Hereditary | Little White Lies

Hered­i­tary

13 Jun 2018 / Released: 15 Jun 2018

Words by Hannah Strong

Directed by Ari Aster

Starring Alex Wolff, Milly Shapiro, and Toni Collette

A woman lying on a bed, holding a young child wrapped in a blanket.
A woman lying on a bed, holding a young child wrapped in a blanket.
4

Anticipation.

Early reports from Sundance are promising.

5

Enjoyment.

Welcome back, Toni Collette!

5

In Retrospect.

This is serious, glorious, edge-of-your-seat horror.

A painful sense of impend­ing dread fills every frame of Ari Aster’s sear­ing cin­e­mat­ic debut.

To quote the immor­tal words of Philip Larkin: They fuck you up, your mum and dad. They may not mean to, but they do.” This poet­ic indict­ment of famil­ial rela­tion­ships is brought to mind by Ari Aster’s sear­ing cin­e­mat­ic debut, Hered­i­tary, in which the mem­bers of a mid­dle-class, osten­si­bly nor­mal fam­i­ly come to terms with the death of a rel­a­tive and face the strange days that fol­low her funeral.

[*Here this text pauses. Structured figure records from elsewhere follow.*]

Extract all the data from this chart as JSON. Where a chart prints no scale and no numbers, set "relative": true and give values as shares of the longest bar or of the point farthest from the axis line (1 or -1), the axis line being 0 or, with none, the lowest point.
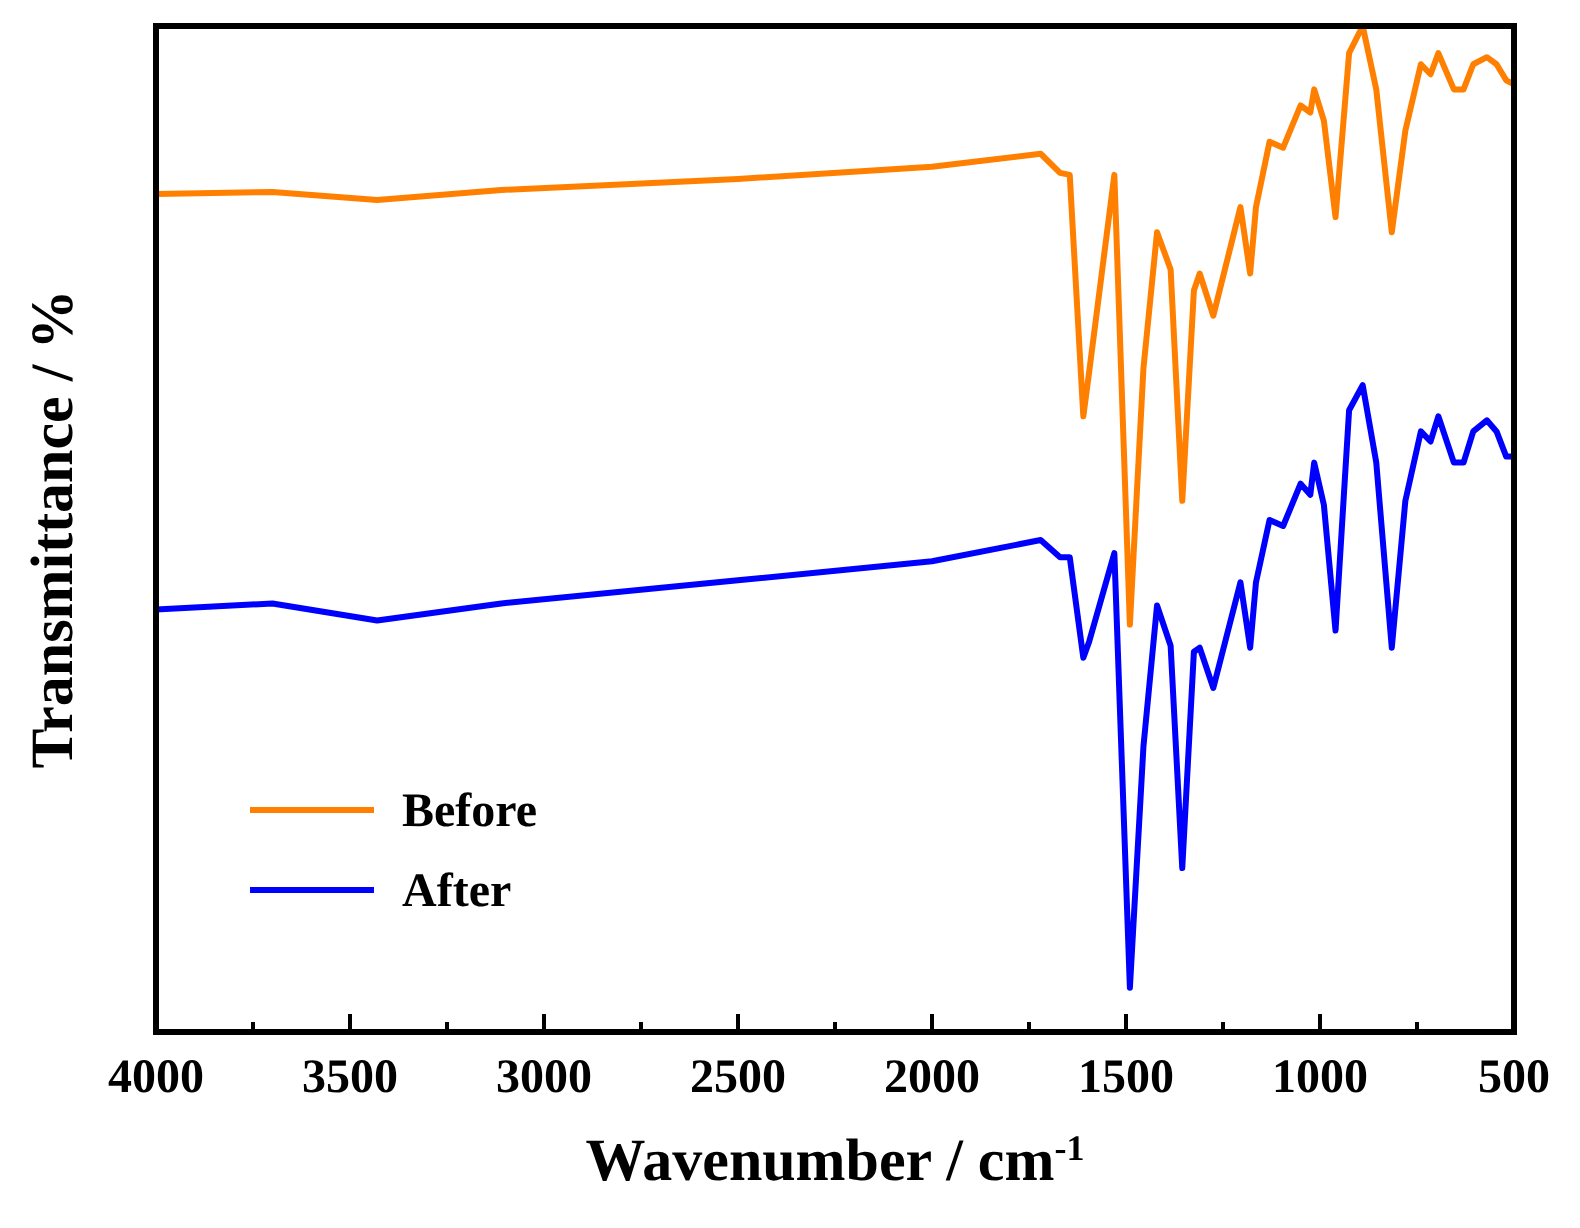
{
  "chart_data": {
    "type": "line",
    "xlabel": "Wavenumber / cm$^{-1}$",
    "ylabel": "Transmittance / %",
    "relative": true,
    "legend": "bottom left",
    "grid": false,
    "marker": "none",
    "line_style": "solid",
    "xlim": [
      4000,
      500
    ],
    "xticks": [
      4000,
      {
        "value": 3750,
        "label": null
      },
      3500,
      {
        "value": 3250,
        "label": null
      },
      3000,
      {
        "value": 2750,
        "label": null
      },
      2500,
      {
        "value": 2250,
        "label": null
      },
      2000,
      {
        "value": 1750,
        "label": null
      },
      1500,
      {
        "value": 1250,
        "label": null
      },
      1000,
      {
        "value": 750,
        "label": null
      },
      500
    ],
    "x": [
      4000,
      3700,
      3430,
      3110,
      2500,
      2000,
      1720,
      1670,
      1645,
      1610,
      1595,
      1530,
      1490,
      1455,
      1420,
      1385,
      1355,
      1325,
      1310,
      1275,
      1205,
      1180,
      1165,
      1130,
      1095,
      1050,
      1025,
      1015,
      990,
      960,
      925,
      890,
      855,
      815,
      780,
      740,
      715,
      695,
      655,
      630,
      605,
      570,
      545,
      520,
      500
    ],
    "series": [
      {
        "name": "Before",
        "color": "#ff8000",
        "values": [
          0.833,
          0.835,
          0.827,
          0.837,
          0.848,
          0.86,
          0.873,
          0.854,
          0.852,
          0.612,
          0.656,
          0.852,
          0.405,
          0.66,
          0.795,
          0.758,
          0.528,
          0.737,
          0.754,
          0.712,
          0.82,
          0.754,
          0.82,
          0.885,
          0.879,
          0.921,
          0.914,
          0.937,
          0.906,
          0.81,
          0.973,
          1,
          0.937,
          0.795,
          0.896,
          0.962,
          0.952,
          0.973,
          0.937,
          0.937,
          0.962,
          0.969,
          0.962,
          0.946,
          0.942
        ]
      },
      {
        "name": "After",
        "color": "#0000ff",
        "values": [
          0.42,
          0.426,
          0.409,
          0.426,
          0.449,
          0.468,
          0.489,
          0.472,
          0.472,
          0.372,
          0.388,
          0.476,
          0.044,
          0.284,
          0.424,
          0.384,
          0.163,
          0.378,
          0.382,
          0.342,
          0.447,
          0.382,
          0.447,
          0.509,
          0.503,
          0.545,
          0.534,
          0.566,
          0.524,
          0.399,
          0.618,
          0.643,
          0.566,
          0.382,
          0.528,
          0.597,
          0.587,
          0.612,
          0.566,
          0.566,
          0.597,
          0.608,
          0.597,
          0.572,
          0.572
        ]
      }
    ]
  }
}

This unfor­tu­nate clan are the Gra­hams, con­sist­ing of artist Annie (Toni Col­lette), her hus­band Steve (Gabriel Byrne) and their two chil­dren, Peter (Alex Wolff) and Char­lie (Mil­ly Shapiro). Annie works as a minia­tur­ist. She cre­ates exquis­ite small-scale ren­der­ings of real-life sce­nar­ios which pro­vide a cru­cial anchor to the sto­ry: as she con­tends with an impend­ing gallery dead­line as well as her mother’s pass­ing, it becomes clear that – as in her work – the dev­il is in the detail.

And what details there are to behold in the per­for­mances, chiefly from Col­lette as the fran­tic, frac­tured woman bat­tling inter­nal demons and the very real pos­si­bil­i­ty of exter­nal ones too. She’s game­ly joined by Byrne, who gives a sub­tle, stern per­for­mance as her increas­ing­ly exas­per­at­ed hus­band Steve, and impres­sive young’uns Alex Wolff and Mil­ly Shapiro who hold their own as the Gra­ham sib­lings. Wolff in par­tic­u­lar has a strik­ing vul­ner­a­bil­i­ty about him – rather than play­ing up a teenage arche­type, he’s wide-eyed and ter­ri­fied; a messy, shriek­ing, infi­nite­ly relat­able ado­les­cent loser.

A Muppet character with large blue eyes, blonde curly hair, and a pronounced nose.

The film’s intri­cate con­struc­tion is com­ple­ment­ed by Col­in Stetson’s unset­tling Gasli­ni-adja­cent score, and a rich, heav­i­ly-sat­u­rat­ed colour palette that works in stark con­trast with the pro­gres­sive­ly more eerie action that plays out against the small-town sun­shine. In the age of the oblig­a­tory jump scare there are griz­zly scenes aplen­ty, but Aster prefers a painful sense of impend­ing dread which begins with the open­ing shot and refus­es to rescind its grip until the final credits.

It’s pos­si­ble to iden­ti­fy sub­tle cin­e­mat­ic nods to the likes of Don’t Look Now and The Shin­ing – notably in Shapiro’s unnerv­ing por­tray­al of a creepy kid at odds with the rest of her fam­i­ly (com­plete with an orange hood­ie as unex­pect­ed­ly haunt­ing as Chris­tine Baxter’s red mac). Pawel Pogorzelski’s crisp, ethe­re­al cin­e­matog­ra­phy seems influ­enced by John Alcott’s icon­ic work with Kubrick. Rather than a deriv­a­tive exer­cise in genre scalp­ing, there’s some­thing fresh about the mas­ter­ful way in which Aster exam­ines the insid­i­ous nature of sub­ur­ban iner­tia while play­ing on the very real fear of what we inher­it from our par­ents, and in turn, what we pass onto future gen­er­a­tions, wil­ful­ly or not.

Part rela­tion­ship psy­chodra­ma, part ghost sto­ry, part explo­ration of inher­it­ed mad­ness, Hered­i­tary is a film which refus­es to par­lay into a set def­i­n­i­tion of hor­ror, which is its twist­ing, slip­pery strength. It begs to be rewatched, recon­sumed and res­ur­rect­ed so that some part of its spi­ralling weird­ness might become more famil­iar. Although there’s plen­ty of unset­tling imagery present that’s liable to haunt audi­ences for years to come, it’s Aster’s the­mat­ic ambi­tion which trans­forms it into a smil­ing, intox­i­cat­ing vil­lain of a film that gets under your skin and sinks into the mar­row of your bones.